Toward New Standards
At the Chicago meeting, Hutton Kearney, cytogenetics director at Mission Hospitals in Asheville, NC, and Daynna Wolff, director of the cytogenetics lab at the Medical University of South Carolina, reviewed the draft ACMG standards and guidelines for cancer microarrays, which are in the "final stages of development," according to the overview.
Microarrays in neoplasia will be recommended as an adjunct to karyotypes and FISH until "sufficient evidence is acquired to recommend them as a first-line test," according to the overview. Key components of the draft guidelines will also address CCMC's validation of the platform, which are expected to be presented in full by the time of next summer's annual meeting.

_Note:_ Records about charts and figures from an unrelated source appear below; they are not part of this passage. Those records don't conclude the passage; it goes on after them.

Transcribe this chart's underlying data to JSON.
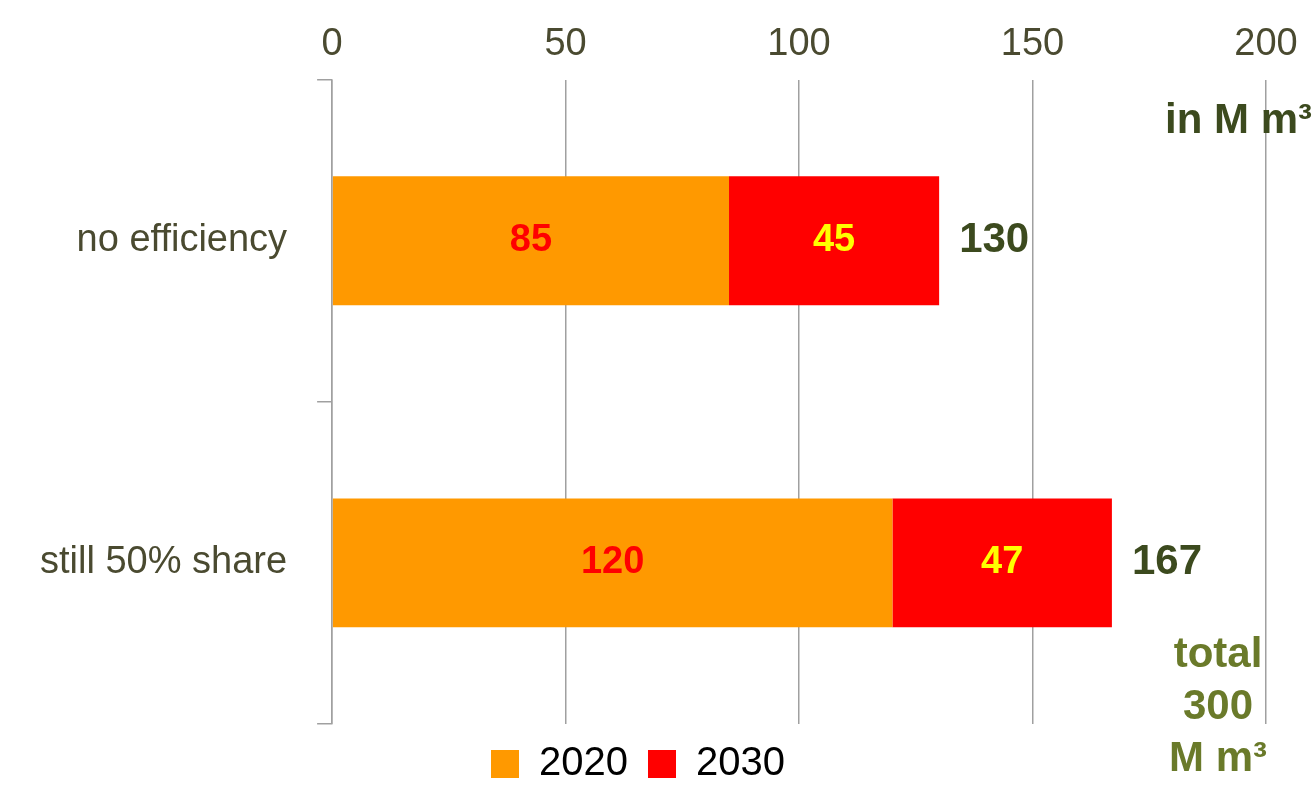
{
  "chart_data": {
    "type": "bar",
    "orientation": "horizontal",
    "stacked": true,
    "categories": [
      "no efficiency",
      "still 50% share"
    ],
    "series": [
      {
        "name": "2020",
        "color": "#ff9900",
        "values": [
          85,
          120
        ]
      },
      {
        "name": "2030",
        "color": "#ff0000",
        "values": [
          45,
          47
        ]
      }
    ],
    "xlim": [
      0,
      200
    ],
    "xticks": [
      0,
      50,
      100,
      150,
      200
    ],
    "grid": "x",
    "legend": "bottom",
    "data_labels": true,
    "totals": [
      "130",
      "167"
    ],
    "annotations": [
      "in M m³",
      "total 300 M m³"
    ]
  }
}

The new guidelines are being drafted just a year after ACMG revised its guidelines to recommend that cytogenomic arrays be used as first-tier diagnostics for congenital abnormalities. Mission Hospitals' Kearney was one of the authors of the new guidelines that made arrays the standard of care in the US for clinical constitutional cytogenetics.
Hagenkord said that, going forward, the CCMC plans to "work with vendors and other stakeholders to ensure appropriate technical standards and validation guides, interpretative recommendations, and educational opportunities."